Brown’un gezisi sırasında Brezilya Cumhurbaşkanı Lula da Silva, krizin “mavi gözlü beyazlar” tarafından yaratıldığını söylemiş ve faturanın dünyanın fakir kesimlerine çıkarılmamasını istemişti.
Gazeteye göre, Lula’nın bu sözleri küresel krizle mücadele konusunda Batı ile gelişmekte olan dünyanın önde gelen ekonomileri arasındaki görüş farklılığının giderek büyümekte olduğunu gösteriyor.
Sunday Times’ın başyazısında İngiltere’de yapılacak olan zirvenin üzerinde 1933’ün hayaletinin gezindiği ileri sürülüyor.
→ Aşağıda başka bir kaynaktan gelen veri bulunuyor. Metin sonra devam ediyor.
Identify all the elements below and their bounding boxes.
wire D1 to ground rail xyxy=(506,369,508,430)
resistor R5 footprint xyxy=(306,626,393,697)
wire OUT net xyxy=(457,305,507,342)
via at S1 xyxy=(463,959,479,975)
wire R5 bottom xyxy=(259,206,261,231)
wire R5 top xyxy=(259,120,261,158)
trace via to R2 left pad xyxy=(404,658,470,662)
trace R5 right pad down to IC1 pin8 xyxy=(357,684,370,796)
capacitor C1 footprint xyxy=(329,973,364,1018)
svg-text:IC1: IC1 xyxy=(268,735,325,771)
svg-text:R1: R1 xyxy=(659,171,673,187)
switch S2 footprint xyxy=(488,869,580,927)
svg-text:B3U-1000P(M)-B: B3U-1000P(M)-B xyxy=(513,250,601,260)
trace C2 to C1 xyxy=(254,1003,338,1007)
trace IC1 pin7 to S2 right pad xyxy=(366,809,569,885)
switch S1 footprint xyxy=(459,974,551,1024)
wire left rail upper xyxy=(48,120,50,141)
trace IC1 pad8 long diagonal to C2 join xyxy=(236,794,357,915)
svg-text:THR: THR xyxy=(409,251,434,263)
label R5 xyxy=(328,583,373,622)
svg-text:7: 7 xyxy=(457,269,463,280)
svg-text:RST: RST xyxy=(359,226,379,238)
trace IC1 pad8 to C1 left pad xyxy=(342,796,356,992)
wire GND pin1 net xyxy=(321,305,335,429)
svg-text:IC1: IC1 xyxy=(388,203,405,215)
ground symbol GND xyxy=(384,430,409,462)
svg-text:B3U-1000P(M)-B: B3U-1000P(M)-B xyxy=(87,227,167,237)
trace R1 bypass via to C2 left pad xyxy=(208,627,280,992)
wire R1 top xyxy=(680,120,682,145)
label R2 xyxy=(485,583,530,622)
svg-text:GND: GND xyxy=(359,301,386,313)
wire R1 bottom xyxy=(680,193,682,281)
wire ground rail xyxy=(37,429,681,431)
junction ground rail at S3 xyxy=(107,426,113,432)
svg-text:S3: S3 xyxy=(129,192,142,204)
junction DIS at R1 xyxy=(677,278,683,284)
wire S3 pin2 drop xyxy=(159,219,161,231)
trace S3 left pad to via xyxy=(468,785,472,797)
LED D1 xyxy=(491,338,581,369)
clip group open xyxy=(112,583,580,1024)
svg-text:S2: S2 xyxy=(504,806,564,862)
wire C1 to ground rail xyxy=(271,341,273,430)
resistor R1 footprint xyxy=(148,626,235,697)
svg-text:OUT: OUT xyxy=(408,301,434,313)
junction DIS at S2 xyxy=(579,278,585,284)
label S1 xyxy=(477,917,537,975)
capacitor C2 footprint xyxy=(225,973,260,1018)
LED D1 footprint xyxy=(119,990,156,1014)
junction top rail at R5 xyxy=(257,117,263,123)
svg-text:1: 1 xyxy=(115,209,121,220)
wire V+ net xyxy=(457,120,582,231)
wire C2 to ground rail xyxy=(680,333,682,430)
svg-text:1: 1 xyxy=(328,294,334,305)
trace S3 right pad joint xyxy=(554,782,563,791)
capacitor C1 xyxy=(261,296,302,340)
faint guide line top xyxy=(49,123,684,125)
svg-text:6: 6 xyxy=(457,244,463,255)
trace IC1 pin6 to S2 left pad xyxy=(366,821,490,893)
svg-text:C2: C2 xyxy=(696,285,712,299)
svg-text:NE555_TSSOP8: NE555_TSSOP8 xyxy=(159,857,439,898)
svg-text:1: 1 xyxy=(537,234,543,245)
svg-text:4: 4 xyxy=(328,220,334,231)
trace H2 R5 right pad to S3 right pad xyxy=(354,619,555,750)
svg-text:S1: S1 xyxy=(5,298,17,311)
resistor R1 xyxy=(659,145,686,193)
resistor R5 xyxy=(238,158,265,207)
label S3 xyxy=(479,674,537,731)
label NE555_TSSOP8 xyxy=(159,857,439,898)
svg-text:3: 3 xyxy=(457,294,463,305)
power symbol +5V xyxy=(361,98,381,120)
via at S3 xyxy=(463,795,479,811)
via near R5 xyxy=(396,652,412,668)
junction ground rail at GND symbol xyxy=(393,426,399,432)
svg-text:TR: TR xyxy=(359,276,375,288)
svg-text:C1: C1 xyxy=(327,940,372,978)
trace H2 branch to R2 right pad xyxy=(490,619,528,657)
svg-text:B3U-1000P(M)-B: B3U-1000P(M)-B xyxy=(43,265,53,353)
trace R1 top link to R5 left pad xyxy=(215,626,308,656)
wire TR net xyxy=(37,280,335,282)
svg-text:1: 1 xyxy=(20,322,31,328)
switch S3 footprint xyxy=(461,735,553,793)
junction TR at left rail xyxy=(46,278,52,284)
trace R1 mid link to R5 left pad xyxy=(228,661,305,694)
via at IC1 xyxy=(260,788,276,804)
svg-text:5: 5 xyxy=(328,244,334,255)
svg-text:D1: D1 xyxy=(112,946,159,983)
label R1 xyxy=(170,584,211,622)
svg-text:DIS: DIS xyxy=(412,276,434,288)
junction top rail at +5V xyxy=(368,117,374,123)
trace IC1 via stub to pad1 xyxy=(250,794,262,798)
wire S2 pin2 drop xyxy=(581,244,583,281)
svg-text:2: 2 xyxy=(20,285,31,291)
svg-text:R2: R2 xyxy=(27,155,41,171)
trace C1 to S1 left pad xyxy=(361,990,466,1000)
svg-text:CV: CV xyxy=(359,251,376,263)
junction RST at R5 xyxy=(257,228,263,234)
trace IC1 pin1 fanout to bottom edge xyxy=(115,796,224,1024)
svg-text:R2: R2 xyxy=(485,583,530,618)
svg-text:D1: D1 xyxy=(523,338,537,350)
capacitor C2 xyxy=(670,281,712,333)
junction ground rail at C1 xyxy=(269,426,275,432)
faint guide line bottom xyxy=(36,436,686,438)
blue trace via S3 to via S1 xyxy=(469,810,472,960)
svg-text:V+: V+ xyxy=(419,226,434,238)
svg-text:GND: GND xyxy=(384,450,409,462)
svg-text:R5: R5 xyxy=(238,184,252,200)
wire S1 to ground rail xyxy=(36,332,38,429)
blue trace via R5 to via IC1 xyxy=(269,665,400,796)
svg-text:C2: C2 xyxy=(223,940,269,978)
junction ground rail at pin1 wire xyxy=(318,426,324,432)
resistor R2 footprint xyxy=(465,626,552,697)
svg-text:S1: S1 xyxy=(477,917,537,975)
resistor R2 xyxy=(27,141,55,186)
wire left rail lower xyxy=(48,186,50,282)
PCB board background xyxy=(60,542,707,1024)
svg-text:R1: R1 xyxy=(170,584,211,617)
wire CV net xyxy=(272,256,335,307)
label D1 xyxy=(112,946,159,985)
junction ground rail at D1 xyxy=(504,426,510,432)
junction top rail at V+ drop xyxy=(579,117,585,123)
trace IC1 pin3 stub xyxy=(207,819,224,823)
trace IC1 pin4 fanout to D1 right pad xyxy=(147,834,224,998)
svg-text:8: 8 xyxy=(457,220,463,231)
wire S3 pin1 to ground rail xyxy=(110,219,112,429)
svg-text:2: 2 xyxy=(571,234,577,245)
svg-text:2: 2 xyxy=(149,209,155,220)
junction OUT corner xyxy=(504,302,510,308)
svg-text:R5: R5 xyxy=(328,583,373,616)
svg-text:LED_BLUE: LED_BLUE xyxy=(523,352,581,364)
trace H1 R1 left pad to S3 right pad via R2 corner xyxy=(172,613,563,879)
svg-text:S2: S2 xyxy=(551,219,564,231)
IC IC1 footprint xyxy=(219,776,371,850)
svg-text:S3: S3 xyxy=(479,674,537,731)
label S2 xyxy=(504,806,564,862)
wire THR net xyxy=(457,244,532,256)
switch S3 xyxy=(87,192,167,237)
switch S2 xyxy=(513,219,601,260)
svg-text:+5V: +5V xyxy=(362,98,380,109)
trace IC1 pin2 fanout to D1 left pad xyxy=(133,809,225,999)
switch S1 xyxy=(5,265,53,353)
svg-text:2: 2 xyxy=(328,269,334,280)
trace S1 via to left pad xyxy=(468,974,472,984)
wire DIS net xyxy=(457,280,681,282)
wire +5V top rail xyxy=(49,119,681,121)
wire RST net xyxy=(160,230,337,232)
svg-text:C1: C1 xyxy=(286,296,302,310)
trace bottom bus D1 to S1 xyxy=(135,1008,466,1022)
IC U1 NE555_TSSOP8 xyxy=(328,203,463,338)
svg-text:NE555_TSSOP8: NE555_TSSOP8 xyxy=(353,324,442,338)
Yazıya göre, o zamanlar da şimdiki gibi dünya ekonomisi dev bir finansal şok yaşamış ardından küresel ticaret keskin bir düşüşe girmişti.
Gazete, 1933’de Londra’da düzenlenen ve 66 ülkenin katıldığı Parasal ve Ekonomik Konferans’ta Avrupa ile ABD arasında bölünmeler olduğunu ve zamanın ABD Başkanı Roosevelt’in zirveye katılmaya bile tenezzül etmediğini belirtiyor.
Gazete, “konferans başarısızlıkla sonuçlandı ve uluslararası işbirliğine yönelik bir sonraki girişim ancak ekonomik bunalımın savaşın önünü açması ardından mümkün oldu” diyor.
Sunday Telegraph’ın makaleler sayfasında yer alan, Ambrose Evans-Pritchard imzalı yazıda ise “dünyayı yıkımdan ancak bir birleşik cephe kurtarabilir” deniyor.
Yazara göre sınai, üretim Büyük Bunalım’dan da hızlı şekilde çöküşte ve G20 zirvesinde küresel ayrılıklar giderilemezse bunu hızla sosyal ve siyasi yıkım izleyecektir.
Yazara göre en büyük risk, Avrupa’nın izlediği çizginin Amerikan yönetici kesiminin tepkisine yol açmanın ve bunun da ABD’nin açık ticarete sırtını dönmesine neden olması…
Observer’ın ekonomi konularında uzman yazarlarından Will Hutton, zirve hakkında olumlu beklentilere sahip.
Hutton, bazı kesimlerin zirvenin nafile olduğu görüşünde olduklarını ancak zirveden önemli sonuçlar çıkabileceğini ileri sürüyor.
Gazetenin iç siyaset uzmanı yazarlarından Andrew Rawnsley ise gelişmelerin Başbakan Brown’un “küresel bir devden ziyade ortadaki domuzcuk” olduğunu gösterdiği kanısında.
Yazar, “kendi Maliye Bakanı ile Merkez Bankası Başkanı’na söz geçiremeyen Brown’un dünyanın gerisine akıl öğretecek hali pek yok” diyor.